While Azar has cheered Taiwan’s effort to join the WHO, Trump has attacked the United Nations health arm and blamed it for allowing the virus to spread from China. In June, the administration sent he U.N. notice that it would leave the WHO effective next year. The move prompted bipartisan criticism in Congress and protests from physician groups that said it would be a global setback in the fight against the pandemic. The U.S. contributes more than $400 million a year to the WHO’s budget.
China has been open in expressing its dissatisfaction with the Taiwan trip. Spokesperson for the Chinese Foreign Ministry Wang Wenbin warned that the trip would “seriously damage China-U.S. relations as well as peace and stability in the Taiwan Strait.”
Amid more criticism among high-profile Chinese politicians and journalists, Global Times editor-in-chief Hu Xijin tweeted the following:
“Why haven't high-ranking US officials at the level of Azar visited Taiwan in the last 40 years? Because it is an international rule. Azar's visit is a further breach of rules and a geopolitical show.”
This statement is false.
There is no “international rule” banning high-ranking U.S. officials from visiting Taiwan. While countries have been careful to engage in diplomacy with Taiwan, this restraint has been assumed to be out of courtesy for China, which considers the island part of China and rejects any claim of Taiwanese independence. Unlike the Communist Party-run mainland, Taiwan is a functioning democracy and has held elections since 1987.
Furthermore, a cabinet-level official last visited in 2014.
China has strongly protested – and successfully prevented – the inclusion of Taiwan in the World Health Assembly, the decision-making body of the World Health Organization.

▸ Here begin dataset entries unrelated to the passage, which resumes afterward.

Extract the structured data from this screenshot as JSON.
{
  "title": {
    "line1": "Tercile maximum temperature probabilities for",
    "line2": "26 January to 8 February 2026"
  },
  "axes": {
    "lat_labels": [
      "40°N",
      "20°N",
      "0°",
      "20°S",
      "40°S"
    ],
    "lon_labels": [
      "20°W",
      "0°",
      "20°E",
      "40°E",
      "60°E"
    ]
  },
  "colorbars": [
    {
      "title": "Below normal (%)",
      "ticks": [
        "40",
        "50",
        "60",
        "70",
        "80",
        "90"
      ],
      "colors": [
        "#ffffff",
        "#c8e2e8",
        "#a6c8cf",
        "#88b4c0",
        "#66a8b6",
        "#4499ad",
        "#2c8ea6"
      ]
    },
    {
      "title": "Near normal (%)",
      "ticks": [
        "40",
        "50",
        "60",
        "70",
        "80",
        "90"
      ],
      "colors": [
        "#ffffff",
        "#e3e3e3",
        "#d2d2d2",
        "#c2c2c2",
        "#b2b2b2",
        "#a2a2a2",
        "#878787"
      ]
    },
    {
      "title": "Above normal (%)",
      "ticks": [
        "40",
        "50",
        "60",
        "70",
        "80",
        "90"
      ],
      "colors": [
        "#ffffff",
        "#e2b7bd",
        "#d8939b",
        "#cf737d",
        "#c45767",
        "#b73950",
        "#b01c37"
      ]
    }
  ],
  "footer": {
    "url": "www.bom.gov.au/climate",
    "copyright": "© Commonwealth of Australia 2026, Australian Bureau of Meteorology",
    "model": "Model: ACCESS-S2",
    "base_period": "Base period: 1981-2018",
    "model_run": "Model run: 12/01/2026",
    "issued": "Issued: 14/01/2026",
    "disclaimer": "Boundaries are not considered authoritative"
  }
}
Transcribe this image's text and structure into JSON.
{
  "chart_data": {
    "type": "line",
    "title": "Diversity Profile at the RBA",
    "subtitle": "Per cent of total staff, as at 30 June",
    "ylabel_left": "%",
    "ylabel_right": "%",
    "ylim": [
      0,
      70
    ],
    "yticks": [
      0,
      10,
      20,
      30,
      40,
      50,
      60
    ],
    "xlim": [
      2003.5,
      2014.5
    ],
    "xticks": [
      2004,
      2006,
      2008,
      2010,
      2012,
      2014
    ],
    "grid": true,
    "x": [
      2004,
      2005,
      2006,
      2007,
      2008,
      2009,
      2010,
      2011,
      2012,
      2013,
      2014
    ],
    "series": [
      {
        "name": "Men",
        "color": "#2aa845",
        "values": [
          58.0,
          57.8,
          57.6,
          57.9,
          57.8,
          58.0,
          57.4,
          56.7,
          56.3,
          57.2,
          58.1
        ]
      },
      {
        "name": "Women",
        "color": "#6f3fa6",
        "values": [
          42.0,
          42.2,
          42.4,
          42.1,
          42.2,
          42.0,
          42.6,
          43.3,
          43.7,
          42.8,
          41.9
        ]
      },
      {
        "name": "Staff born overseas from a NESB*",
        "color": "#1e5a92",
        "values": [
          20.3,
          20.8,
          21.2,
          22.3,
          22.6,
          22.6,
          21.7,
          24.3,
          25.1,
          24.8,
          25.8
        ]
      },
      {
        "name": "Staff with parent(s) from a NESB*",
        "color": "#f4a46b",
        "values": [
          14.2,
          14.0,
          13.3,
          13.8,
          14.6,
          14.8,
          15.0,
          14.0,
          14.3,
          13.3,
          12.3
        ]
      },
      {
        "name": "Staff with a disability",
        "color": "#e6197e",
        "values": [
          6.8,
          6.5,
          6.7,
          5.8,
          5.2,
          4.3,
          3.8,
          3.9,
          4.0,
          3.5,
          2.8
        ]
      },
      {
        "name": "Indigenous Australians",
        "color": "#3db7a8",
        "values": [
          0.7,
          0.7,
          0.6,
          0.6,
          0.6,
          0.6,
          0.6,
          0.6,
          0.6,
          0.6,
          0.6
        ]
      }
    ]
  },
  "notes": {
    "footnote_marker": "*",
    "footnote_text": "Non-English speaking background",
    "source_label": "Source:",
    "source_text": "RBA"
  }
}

U.S. policy in Taiwan is coordinated by the American Institute in Taiwan (AIT). Although the U.S recognized the People’s Republic of China as the sole official government of China in 1979 via the U.S.-PRC Communique, it has stated in the communique that it would maintain economic and unofficial political relations with Taiwan.
Since then, the U.S. has sent a few cabinet-level officials to Taiwan. In 2014, Environmental Protection Agency Administrator Gina McCarthy visited and gave a speech at National Taiwan University. While the EPA is part of the U.S. Interior Department and technically not a cabinet-level agency, McCarthy held cabinet-status rank under President Barack Obama.
The current administration’s interaction with the Taiwanese government started out the Trump’s acceptance of a congratulatory call from Taiwan’s President Tsai Ing-wen after the 2016 U.S. presidential election.
The call signified a reinforcement of U.S.-Taiwan relations. Not only did U.S. increase weapons sales to Taipei, in 2018 Congress passed the Taiwan Travel Act to encourage interactions between U.S. and Taiwanese officials.
Further, in March President Trump signed into law the Taiwan Allies International Protection and Enhancement Initiative Act, which announced the strengthening of U.S.-Taiwan diplomatic relations. Tsai called the legislation a “testament to Taiwan-U.S. friendship [and] mutual support,” while China criticized it as “crude interference” in China’s internal affairs.
As this year’s U.S. presidential campaign heated up, Trump’s anti-China rhetoric has grown. Trump has been a longtime critic of China’s trade policies. China is now reportedly backing out of a trade deal that Trump has billed as “the biggest deal ever seen.”
In the latest clash, Trump on Aug. 6 issued an executive order banning Chinese apps TikTok and WeChat from operating in the U.S., unless the companies provided certain information to authorities. The administration claims the popular phone apps’ invasive data collection threaten Americans’ privacy and national security.
Foreign Ministry spokesman Wang said the move was duplicitous. "The U.S. is using national security as an excuse and using state power to oppress non-American businesses. That’s just a hegemonic practice. China is firmly opposed to that," he said, according to a report by Fox Business news.